In this case, the brachial plexus block anesthesia and general anesthesia have their own advantages and weaknesses. Brachial plexus anesthesia by the practicing anesthesiologist can avoid the influence of several general anesthesia drugs on cardiovascular function and reduce the possibility of the occurrence of HF. However, surgical stress itself can be regard as an independent risk factor for HF. If the sudden HF in the brachial plexus block, the first should be given high flow nasal catheter oxygen, pressure oxygen inhalation or mechanical ventilation if necessary. Some general anesthesia drugs may influence the circulatory function, but it also can directly mechanical ventilation in patients and sedative obviously and reduce the cardiac preload by stress. All anesthesia technologies are required to strengthen the monitoring that can detect early and treat properly. This patient is due to a slight tension before surgery, at the situation that inform her family that general anesthesia and brachial plexus block on the basis of relevant risks, she still require general anesthesia.

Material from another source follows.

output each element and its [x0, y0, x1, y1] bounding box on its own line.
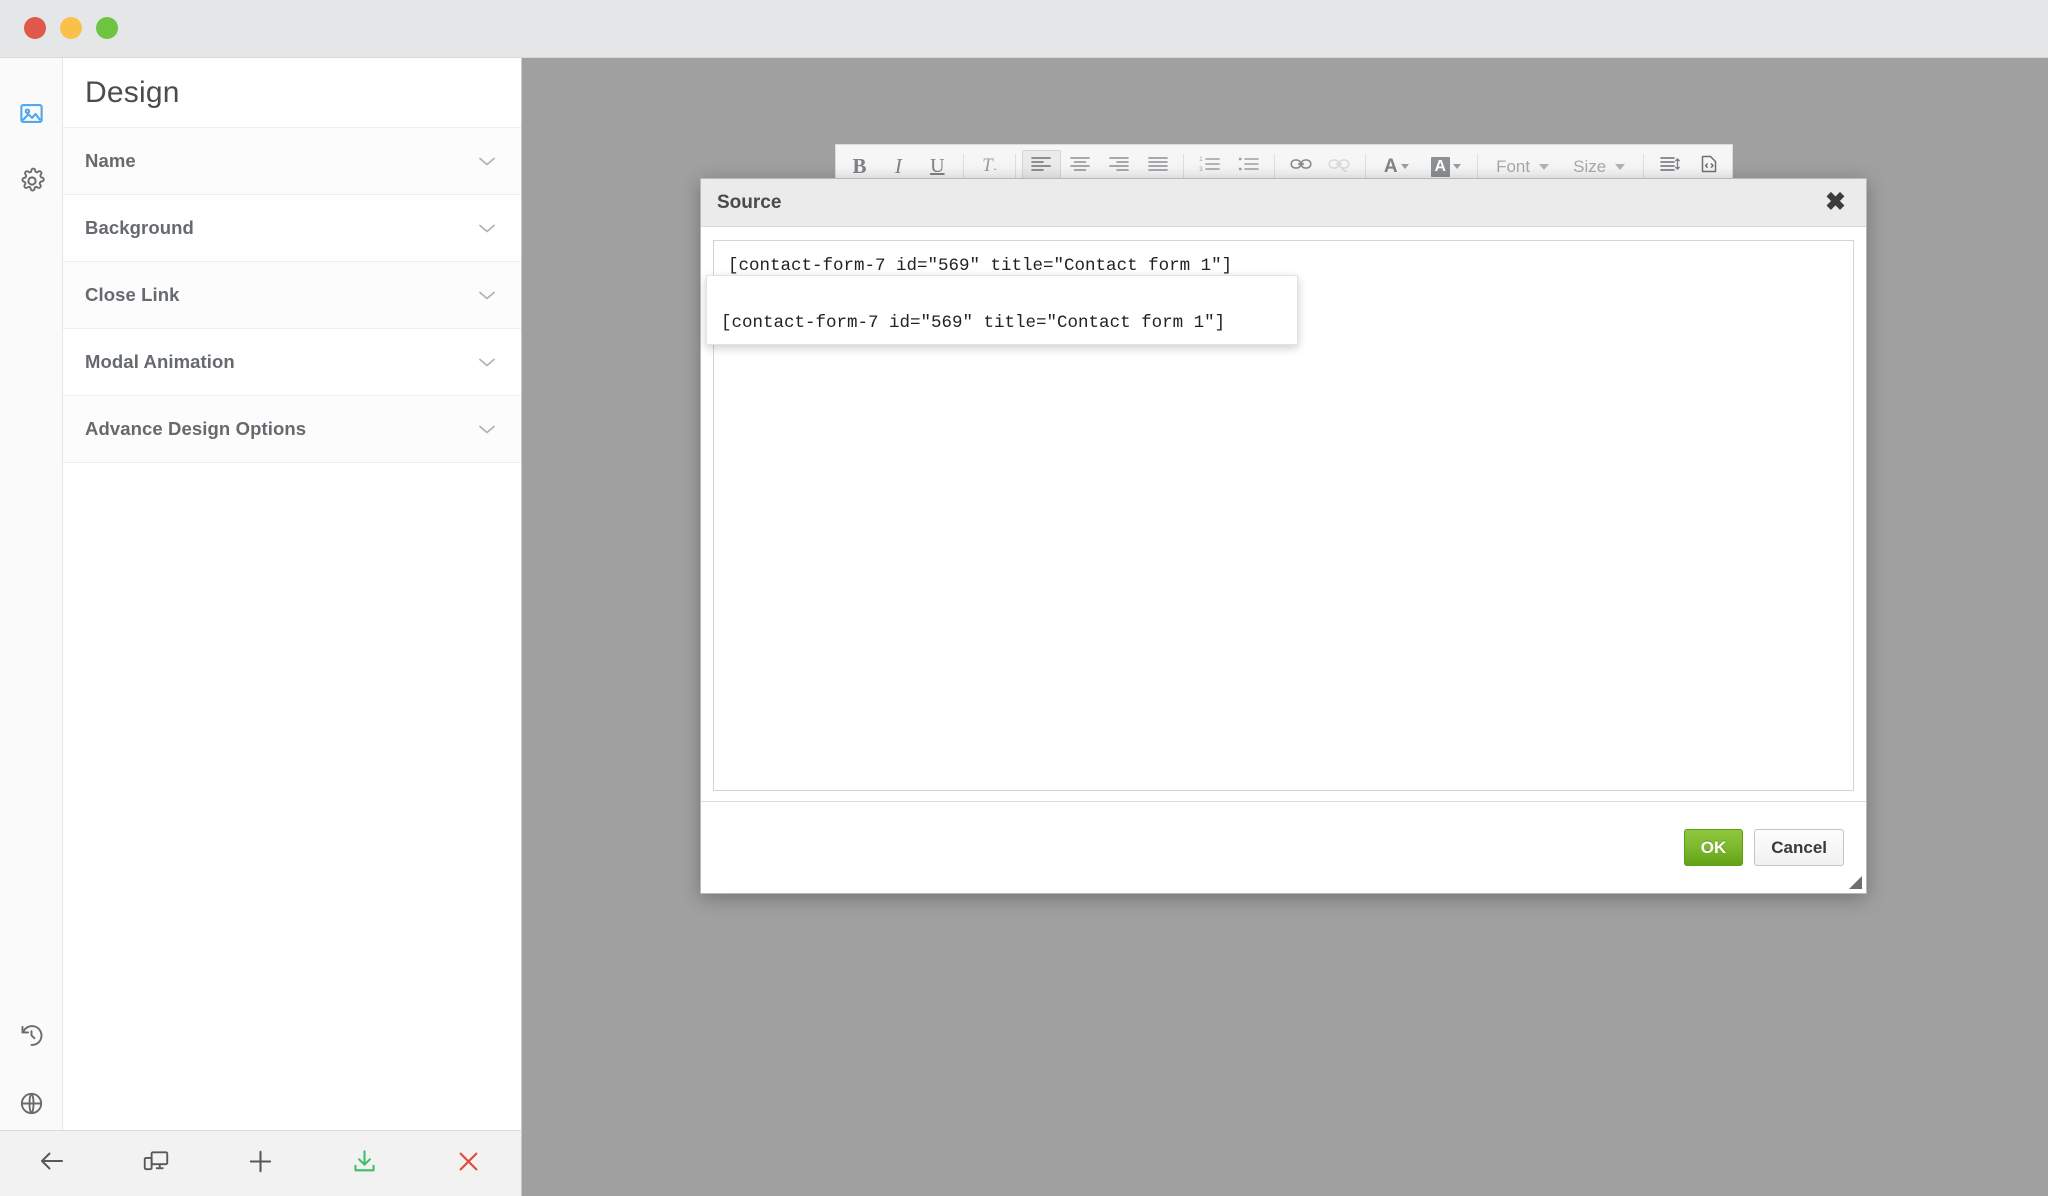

All anesthetic techniques and drugs have known cardiac effects, and perioperative planning should take these factors into account. There is no any optimal anesthetic technique for myocardial protection [11-15]. Therefore, anesthesia and intraoperative monitoring should be comprehensive consideration and be chosen. For the non-cardiac surgery for heart disease, preoperative should improve the relevant examination, fully assess, improve preoperative preparation, intraoperative need to strengthen monitoring, prevention and treatment of all complications, postoperative further strengthen monitoring treatment.